I once wrote a compile-time lexer compiler, which seems to be the sort
of thing you're suggesting. It worked like this:
typedef lexer<
rule<literal<'k','e','y','w','o','r','d'>, construct<KEYWORD> >,
rule<one_or_more<range<'a','z'> >, construct<ID, mpl::true_> >,
rule<alternative_literal<' ','\n','\t','\r'>, discard >
> keyword_lexer;
typedef keyword_lexer::token_type token;
typedef keyword_lexer::token_id_map id_map;
BOOST_MPL_ASSERT_RELATION(
(mpl::at<id_map, KEYWORD>::type::value),==,0
);
BOOST_MPL_ASSERT_RELATION((mpl::at<id_map, ID>::type::value),==,1);
string s("foo bar\t\tkeyword \n\r baz keywordo ");
keyword_lexer l(s);
vector<token::ptr> tokens;
copy(l.begin(), l.end(), back_inserter(tokens));
BOOST_REQUIRE_EQUAL(tokens.size(), 5);
BOOST_CHECK_EQUAL(tokens[0]->id(), l.get_id<ID>());
BOOST_CHECK_EQUAL(tokens[2]->id(), l.get_id<KEYWORD>());
BOOST_CHECK_EQUAL(tokens[4]->id(), l.get_id<ID>());
This defines a lexer recognizing whitespace-separated lower-case words,
but treating the word 'keyword' as special. Each rule of the lexer is a
regex followed by what to do when that regex is matched. The first rule
constructs a KEYWORD token, the second constructs an ID token (and the
mpl::true_ means it passes the range which matched the regex to the
constructor), the third matches without creating a token.
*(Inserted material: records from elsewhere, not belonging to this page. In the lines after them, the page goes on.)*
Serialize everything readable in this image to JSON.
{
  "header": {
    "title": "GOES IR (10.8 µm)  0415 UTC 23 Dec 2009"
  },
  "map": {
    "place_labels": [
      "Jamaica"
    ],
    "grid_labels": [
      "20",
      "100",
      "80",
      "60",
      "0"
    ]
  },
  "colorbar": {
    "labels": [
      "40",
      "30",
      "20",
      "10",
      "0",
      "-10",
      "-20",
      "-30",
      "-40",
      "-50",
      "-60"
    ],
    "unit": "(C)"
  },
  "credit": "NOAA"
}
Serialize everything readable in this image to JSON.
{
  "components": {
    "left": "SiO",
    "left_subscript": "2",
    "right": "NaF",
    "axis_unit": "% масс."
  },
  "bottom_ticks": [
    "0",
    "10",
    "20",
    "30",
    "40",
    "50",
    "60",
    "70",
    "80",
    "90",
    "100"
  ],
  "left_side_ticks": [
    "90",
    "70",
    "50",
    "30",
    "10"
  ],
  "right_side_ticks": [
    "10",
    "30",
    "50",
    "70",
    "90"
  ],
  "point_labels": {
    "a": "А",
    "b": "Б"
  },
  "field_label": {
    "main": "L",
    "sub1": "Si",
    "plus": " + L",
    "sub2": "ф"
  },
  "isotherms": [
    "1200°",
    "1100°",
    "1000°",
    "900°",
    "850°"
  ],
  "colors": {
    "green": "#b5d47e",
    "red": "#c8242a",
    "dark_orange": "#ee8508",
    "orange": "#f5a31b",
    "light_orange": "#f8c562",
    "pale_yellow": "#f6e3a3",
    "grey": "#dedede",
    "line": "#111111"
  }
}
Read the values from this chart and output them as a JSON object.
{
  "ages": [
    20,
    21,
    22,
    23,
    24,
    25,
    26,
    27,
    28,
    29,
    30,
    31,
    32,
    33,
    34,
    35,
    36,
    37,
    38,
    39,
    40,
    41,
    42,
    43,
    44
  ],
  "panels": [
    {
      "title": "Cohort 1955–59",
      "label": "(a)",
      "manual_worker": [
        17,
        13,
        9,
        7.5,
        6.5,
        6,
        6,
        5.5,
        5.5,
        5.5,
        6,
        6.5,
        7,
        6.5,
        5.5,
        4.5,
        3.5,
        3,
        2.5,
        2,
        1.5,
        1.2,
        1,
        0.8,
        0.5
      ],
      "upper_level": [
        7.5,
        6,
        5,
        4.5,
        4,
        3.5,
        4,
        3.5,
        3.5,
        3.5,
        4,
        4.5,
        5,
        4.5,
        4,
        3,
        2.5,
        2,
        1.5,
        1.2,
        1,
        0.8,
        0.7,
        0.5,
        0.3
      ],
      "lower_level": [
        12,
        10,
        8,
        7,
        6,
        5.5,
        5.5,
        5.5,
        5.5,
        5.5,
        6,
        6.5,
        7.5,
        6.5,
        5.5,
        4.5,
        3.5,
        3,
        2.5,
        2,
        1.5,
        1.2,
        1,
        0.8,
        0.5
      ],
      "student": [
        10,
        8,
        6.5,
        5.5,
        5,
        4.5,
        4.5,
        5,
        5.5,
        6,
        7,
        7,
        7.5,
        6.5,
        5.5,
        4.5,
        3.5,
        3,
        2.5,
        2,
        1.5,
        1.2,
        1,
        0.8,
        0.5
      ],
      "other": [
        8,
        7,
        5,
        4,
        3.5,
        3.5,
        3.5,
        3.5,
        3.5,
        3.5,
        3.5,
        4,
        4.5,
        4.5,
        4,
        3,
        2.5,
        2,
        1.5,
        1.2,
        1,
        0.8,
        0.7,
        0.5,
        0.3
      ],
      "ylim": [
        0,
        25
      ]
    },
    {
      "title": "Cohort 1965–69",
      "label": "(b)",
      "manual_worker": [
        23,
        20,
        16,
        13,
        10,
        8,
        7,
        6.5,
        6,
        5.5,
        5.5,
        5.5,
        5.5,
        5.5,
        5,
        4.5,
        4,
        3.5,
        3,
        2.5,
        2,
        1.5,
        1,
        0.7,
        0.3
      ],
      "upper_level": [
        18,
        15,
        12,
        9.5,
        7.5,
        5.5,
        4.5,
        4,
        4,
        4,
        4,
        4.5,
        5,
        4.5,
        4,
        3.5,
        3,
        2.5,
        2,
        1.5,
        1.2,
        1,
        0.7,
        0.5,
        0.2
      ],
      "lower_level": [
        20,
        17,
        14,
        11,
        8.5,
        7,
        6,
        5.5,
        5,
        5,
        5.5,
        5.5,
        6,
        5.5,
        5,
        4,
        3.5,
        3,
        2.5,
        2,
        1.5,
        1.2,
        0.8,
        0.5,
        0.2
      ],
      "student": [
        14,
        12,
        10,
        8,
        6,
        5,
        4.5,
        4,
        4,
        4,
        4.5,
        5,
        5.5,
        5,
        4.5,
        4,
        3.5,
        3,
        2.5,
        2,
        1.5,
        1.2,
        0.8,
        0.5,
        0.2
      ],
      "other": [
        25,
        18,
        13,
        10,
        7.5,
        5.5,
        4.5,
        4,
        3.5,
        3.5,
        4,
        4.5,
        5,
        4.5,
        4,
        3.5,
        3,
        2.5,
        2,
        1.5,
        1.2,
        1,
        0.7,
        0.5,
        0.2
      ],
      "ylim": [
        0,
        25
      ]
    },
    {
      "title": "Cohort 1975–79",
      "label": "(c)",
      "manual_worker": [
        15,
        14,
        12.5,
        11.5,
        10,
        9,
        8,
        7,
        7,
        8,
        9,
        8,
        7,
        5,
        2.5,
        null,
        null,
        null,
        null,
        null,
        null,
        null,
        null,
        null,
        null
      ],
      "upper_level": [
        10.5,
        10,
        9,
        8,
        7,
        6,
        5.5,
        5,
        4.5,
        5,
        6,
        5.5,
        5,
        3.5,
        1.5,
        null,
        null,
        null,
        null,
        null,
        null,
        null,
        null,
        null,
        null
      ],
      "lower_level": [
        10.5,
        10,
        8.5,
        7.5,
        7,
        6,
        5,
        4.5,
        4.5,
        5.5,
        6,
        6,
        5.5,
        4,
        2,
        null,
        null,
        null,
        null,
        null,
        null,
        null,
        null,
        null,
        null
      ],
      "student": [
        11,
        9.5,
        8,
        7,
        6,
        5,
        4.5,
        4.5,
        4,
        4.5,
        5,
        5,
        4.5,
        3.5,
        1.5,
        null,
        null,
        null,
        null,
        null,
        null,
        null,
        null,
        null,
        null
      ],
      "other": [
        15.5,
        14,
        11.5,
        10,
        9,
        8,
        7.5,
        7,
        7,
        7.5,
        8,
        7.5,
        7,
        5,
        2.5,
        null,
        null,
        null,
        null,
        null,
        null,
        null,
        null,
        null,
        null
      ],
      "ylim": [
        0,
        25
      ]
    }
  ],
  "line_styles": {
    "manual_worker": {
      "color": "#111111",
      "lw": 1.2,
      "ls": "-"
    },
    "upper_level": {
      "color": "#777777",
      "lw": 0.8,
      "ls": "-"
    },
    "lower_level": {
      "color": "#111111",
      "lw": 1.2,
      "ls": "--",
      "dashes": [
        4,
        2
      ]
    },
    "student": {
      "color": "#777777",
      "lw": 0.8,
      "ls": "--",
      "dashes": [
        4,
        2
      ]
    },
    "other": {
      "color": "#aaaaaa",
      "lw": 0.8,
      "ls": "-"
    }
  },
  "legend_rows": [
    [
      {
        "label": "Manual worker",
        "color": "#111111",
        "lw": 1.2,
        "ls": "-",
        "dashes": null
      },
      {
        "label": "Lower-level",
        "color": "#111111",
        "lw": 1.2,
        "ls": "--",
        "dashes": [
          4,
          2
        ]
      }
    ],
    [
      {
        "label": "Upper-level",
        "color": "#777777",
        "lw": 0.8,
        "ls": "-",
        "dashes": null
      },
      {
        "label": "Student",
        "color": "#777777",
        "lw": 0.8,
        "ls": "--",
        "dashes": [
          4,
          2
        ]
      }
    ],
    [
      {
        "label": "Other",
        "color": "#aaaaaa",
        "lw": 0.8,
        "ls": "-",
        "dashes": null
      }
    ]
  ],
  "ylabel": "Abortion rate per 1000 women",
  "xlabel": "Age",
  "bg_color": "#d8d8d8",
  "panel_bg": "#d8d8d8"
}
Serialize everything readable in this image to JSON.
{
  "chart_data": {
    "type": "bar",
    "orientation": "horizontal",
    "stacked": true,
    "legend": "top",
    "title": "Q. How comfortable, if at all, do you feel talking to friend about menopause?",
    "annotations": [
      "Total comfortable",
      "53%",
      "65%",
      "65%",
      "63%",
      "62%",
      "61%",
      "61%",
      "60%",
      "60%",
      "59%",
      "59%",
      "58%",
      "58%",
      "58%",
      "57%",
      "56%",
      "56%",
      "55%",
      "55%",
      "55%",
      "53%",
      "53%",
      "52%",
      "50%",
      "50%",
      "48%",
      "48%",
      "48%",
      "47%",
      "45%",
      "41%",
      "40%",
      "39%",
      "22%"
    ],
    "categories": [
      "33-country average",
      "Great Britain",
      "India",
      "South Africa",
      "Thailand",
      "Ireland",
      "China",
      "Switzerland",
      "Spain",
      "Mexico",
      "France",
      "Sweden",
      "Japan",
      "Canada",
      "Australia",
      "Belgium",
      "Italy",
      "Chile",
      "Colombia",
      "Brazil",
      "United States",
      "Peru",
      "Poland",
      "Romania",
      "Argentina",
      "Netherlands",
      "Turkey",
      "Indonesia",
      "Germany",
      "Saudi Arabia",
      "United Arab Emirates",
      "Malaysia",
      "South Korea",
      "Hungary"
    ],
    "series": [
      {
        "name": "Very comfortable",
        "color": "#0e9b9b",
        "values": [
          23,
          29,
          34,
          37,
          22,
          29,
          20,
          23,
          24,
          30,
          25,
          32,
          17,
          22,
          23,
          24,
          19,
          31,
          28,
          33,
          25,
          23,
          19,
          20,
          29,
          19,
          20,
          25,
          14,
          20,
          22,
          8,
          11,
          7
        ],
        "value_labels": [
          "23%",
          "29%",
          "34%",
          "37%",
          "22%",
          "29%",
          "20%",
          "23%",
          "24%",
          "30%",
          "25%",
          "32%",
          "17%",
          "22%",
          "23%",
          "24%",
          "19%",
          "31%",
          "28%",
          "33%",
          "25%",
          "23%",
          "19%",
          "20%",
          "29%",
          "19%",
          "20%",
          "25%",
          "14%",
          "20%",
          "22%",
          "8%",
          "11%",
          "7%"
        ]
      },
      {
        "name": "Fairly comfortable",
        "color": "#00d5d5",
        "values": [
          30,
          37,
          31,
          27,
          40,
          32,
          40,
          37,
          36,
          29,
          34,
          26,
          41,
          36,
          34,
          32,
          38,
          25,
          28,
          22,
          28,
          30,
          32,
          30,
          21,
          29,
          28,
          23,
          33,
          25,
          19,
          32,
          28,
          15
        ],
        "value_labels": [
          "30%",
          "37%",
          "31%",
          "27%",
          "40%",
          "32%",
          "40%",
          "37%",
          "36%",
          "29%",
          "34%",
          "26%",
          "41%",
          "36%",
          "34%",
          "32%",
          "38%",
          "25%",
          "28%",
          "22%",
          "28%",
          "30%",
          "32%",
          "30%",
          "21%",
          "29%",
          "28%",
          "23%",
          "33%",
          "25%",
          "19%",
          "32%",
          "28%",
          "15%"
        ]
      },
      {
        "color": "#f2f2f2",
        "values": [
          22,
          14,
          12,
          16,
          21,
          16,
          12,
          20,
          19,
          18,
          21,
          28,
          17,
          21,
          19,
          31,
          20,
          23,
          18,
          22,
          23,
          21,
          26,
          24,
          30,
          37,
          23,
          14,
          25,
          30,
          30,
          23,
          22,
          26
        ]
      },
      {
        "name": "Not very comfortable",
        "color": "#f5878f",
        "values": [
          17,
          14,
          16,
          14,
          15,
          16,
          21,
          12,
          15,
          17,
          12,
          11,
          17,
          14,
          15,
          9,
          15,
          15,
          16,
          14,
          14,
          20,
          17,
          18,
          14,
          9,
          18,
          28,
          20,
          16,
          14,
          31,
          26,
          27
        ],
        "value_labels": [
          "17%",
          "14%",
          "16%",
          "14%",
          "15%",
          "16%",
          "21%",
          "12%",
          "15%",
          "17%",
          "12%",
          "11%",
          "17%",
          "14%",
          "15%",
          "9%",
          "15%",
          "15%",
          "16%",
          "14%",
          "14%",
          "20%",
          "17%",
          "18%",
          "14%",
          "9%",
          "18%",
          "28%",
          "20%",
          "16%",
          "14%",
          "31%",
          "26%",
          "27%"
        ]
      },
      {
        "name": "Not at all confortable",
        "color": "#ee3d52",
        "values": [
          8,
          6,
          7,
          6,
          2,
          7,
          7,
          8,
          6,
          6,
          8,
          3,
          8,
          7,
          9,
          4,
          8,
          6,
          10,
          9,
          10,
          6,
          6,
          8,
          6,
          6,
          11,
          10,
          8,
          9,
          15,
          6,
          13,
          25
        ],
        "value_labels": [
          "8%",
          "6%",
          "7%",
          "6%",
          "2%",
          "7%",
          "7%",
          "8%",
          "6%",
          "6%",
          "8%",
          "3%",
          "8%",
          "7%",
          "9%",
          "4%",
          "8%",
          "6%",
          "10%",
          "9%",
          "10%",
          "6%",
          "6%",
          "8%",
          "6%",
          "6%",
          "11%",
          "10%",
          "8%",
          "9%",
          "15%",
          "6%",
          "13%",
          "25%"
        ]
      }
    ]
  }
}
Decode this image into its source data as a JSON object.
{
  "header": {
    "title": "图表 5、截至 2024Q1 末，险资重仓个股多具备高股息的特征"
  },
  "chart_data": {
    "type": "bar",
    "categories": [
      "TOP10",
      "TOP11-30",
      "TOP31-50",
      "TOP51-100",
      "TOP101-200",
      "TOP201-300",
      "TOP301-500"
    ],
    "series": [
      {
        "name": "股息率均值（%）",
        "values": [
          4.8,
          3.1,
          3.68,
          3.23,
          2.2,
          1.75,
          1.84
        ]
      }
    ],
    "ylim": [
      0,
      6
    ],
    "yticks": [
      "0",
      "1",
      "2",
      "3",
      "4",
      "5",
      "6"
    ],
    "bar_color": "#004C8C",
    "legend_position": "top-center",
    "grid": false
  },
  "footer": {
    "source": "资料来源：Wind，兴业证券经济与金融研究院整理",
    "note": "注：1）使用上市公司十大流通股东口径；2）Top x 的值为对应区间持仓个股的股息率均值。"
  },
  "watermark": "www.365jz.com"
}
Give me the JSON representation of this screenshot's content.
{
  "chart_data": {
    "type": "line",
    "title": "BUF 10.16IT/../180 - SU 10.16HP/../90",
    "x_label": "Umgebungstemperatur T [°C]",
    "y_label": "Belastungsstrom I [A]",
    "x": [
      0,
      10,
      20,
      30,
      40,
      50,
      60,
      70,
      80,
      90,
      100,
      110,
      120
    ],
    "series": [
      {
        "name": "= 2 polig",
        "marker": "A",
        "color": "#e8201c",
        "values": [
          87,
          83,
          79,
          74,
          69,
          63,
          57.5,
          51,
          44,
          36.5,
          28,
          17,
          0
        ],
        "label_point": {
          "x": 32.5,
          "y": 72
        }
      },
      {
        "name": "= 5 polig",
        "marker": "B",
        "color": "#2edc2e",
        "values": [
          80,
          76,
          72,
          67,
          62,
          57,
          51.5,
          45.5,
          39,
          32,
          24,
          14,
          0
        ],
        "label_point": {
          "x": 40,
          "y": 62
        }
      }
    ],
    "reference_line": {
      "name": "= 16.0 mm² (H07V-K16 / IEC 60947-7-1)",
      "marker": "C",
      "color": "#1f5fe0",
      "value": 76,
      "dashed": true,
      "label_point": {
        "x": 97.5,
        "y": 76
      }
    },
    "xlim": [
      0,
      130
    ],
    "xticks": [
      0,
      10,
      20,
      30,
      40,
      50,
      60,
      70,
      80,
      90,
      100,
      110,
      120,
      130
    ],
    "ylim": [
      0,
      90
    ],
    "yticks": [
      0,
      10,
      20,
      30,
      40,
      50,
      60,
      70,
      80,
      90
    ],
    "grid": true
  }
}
The library will take this lexer specification and turn it into an NFA,
then transform that into a DFA, then encode that as a transition table
in an array, *all at compile time*. On reflection, it probably would
have been better (and faster) to use the giant-switch-statement
approach, rather than an array-based transition table.
Then we give the lexer a string to parse (any forward range of
characters would do) and we can access the parsed tokens (in a
type-erased fashion) by treating the lexer itself as a range. Obviously
going to all this trouble to do everything at compile time and then
offering only a type-erased interface is a bit silly, but there are
other ways (you can give the lexer a UnaryFunction which it calls on the
next token).
The down side with this approach, of course, is the absolutely massive
compile-time cost. Compiling the above example with g++ 4.4.3 takes
over 6 minutes and over 1.3GiB of memory (and this is after I've put in
effort to optimize it). The time I could live with, but the memory
requirements are absurd. Any lexer of real-world complexity would be
quite impossible to compile.
However, it might just be possible to use it for simple regexes, rather
than full-blown lexers. Anyone think that might be worth investigating?